Now, if you want to go through annotations and retrieve the utterance that corresponds to the annotation, you can do this:

for a in annotations:
    u = the_xml.find(".//*[@uID='{}']".format(a[0]))
    words = [w.text for w in u if w.tag == ns+'w' and w.text]
    print('Utterance {}: {}: {}'.format(u.get('uID'), u.get('who'), ' '.join(words)))

This finds any tag that has a uID attribute that matches the one in the current line of the annotations file, then assembles the words, and prints what it found.

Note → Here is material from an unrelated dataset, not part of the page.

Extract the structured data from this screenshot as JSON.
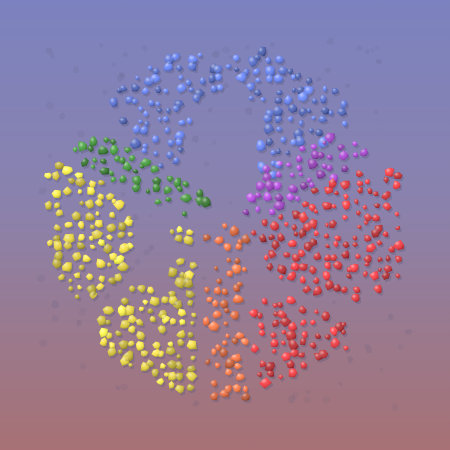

Or, you could go through the corpus but catch cases where you have an extra annotation from the annotation file. To do this, it would be better to re-organize the annotations list so that we can look up the annotations by utterance ID. We can do this with a dictionary in Python. At the moment this annotations file is set up in such a way that it can pretty much automatically create this, because annotations is just a list of 2-member lists. All you have to do is

anndict = dict(annotations)
print(anndict['u4']) # 'PROMPT'

But this is not fully general; if you had multiple annotations on each line this would no longer work, it’s only good for the special case where each line has an utterance number followed by a single tag. Better would be to just use the first element in each line of the annotation file as the dictionary key, like so:

anndict = {a[0]: a[1:] for a in annotations}
print(anndict['u4']) # ['PROMPT']

The result is not identical (the entries are now lists instead of strings), but it is more general/adaptable.

So, now if we go through the utterances, we can check whether there is an extra annotation in the annotations file:

ns ='{http://www.talkbank.org/ns/talkbank}'
utterances = the_xml.findall(ns+'u')
for u in utterances:
    if u.get('uID') in anndict:
        promptresp = anndict[u.get('uID')][0]
    else:
        promptresp = 'UNKNOWN'
    words = [w.text for w in u if w.tag == ns+'w' and w.text]
    print('Utterance {}: {}: {}: {}'.format(u.get('uID'), u.get('who'), promptresp, ' '.join(words)))

One thing you might consider if you do this for a perhaps more serious project is to record the version number in your annotation file, so that it is clear what version of the corpus you are working with.

the_xml.get('Version')

Anyway

This is basically what I was trying to cover during class today. There will be more to do in your own projects, but I wanted to provide a couple of examples of how you might deal with the fact that some of the corpora are fairly sparse in terms of what they have tagged. Using this kind of a standoff annotation file keyed to the individual utterance numbers is one way that you can “extend” the corpus by hand without having to work out how to modify the corpus’ XML file itself. And, I wanted to suggest a strategy of looking for the most common words to find the most common verbs and then looking for forms of those most common verbs.

It is possible that even with all of this, the data sets you have are going to be small enough that it will be hard to say anything with much confidence. But, you can tell me what you did find at least, and what you might expect to find if you had bigger corpora (or better tagged corpora).